Indigenous communities across North America are working to bridge the digital divide.
Each year the Indigenous Connectivity Summit (ICS) brings together community leaders, network operators, policymakers, and others to talk about new and emerging networks and the policies that impact them. During the two-day Summit, people from across the United States, Canada, and the rest of the world share best practices, challenges, and success stories – and learn how they can work together when they return home to solve connectivity challenges in Indigenous communities.
But that’s not nearly enough time to cover everything, especially with close to 1,000 amazing participants (200 in-person and 700 online) ready to share their stories and create new connections.
So we’re trying something new. As we’ve done before, the ICS will still be split into two parts: a two-day training and a two-day event. Now participants can also attend a series of two distinct virtual training sessions before the event in Hawaii: Community Networks and Policy and Advocacy.
These sessions will allow participants to spend time over the course of several weeks getting in-depth information about two of the topics we spend the most time on at the Summit. They’ve been specially designed by experts in the field, most of whom have also participated in at least one ICS before. Their first-hand knowledge about what it’s really like to build, maintain, and operate a network and to advocate for policies that will reduce the barriers to connectivity that Indigenous communities face is invaluable.
The Policy and Advocacy Training is a six-week course that will include weekly webinars and curated resources on a variety of topics.
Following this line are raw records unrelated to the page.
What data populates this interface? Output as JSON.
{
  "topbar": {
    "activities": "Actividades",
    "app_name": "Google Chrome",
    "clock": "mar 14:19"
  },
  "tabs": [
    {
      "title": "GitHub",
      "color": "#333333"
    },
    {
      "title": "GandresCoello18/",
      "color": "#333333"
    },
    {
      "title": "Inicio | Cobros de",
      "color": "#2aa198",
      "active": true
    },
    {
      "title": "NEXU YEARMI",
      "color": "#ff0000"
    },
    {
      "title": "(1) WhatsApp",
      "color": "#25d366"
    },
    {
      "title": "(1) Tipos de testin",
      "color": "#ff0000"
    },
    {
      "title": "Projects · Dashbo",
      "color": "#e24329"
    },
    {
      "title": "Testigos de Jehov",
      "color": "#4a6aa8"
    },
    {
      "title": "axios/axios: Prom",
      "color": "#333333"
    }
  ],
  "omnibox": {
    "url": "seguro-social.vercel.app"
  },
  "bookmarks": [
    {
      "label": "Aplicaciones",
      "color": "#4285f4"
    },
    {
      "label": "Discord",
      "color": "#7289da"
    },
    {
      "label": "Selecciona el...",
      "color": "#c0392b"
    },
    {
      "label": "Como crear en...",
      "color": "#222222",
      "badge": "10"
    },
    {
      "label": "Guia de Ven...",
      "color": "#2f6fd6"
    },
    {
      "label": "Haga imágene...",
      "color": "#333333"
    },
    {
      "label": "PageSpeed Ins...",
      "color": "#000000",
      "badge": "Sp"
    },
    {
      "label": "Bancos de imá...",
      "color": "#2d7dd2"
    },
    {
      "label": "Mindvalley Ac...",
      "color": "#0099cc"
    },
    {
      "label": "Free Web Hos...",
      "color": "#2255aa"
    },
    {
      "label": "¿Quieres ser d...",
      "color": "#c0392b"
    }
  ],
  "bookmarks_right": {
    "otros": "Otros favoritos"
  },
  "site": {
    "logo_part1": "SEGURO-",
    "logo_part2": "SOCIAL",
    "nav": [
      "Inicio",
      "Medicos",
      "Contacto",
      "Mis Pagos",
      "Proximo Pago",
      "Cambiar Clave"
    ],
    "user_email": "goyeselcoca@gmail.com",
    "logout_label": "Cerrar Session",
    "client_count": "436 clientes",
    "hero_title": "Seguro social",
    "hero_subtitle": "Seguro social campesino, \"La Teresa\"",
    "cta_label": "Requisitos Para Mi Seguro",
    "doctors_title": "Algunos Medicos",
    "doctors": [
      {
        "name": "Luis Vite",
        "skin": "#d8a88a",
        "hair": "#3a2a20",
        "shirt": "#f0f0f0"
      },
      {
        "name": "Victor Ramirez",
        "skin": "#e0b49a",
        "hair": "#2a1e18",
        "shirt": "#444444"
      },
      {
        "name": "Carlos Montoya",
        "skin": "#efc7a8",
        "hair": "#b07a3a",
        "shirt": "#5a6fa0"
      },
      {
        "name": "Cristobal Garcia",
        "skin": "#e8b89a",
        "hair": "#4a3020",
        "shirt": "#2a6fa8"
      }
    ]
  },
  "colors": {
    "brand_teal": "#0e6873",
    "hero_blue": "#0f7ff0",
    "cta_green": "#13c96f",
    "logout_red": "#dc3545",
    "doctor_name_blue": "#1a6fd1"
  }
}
It is intended for anyone interested in learning more about the ways in which existing policies can impact communities’ ability to get access to the Internet, and how they can make their voices heard and create change at a national level.
The Community Networks Training will have two parts. The first is a virtual, eight-week course via webinars (similar to the Policy and Advocacy course). Participants who complete the online portion of the course will have the opportunity to come to Pu’uhonua O Waimanalo, Hawaii after the ICS during November 14-15 for a two-day, hands-on technical training and launch of a community network. They’ll learn about the technical and soft skills – including funding, project management, and community engagement – necessary to build and run a network. They’ll also work closely with networking experts to learn best practices and create a new interpersonal network of networkers.
Each weekly course will be led by a different set of experts representing a variety of backgrounds: rural and urban, Indigenous and non-Indigenous, Canadian and American, etc. We hope these training sessions will help ICS attendees learn new, practical skills and that they’ll create an opportunity for deeper conversation for years to come. These new networks of training alumni will be ready to build and defend networks for themselves – and to teach their communities to do the same! (After the Summit, these trainings will be made publicly available so that alumni and their communities can continue to learn.)
Indigenous people have a right to high-speed, secure Internet on their own terms. When we meet in Hawaii for the 2019 Indigenous Connectivity Summit, alumni and other participants can build on these new skills, as well as their newly-formed networks of networkers, to help make that happen!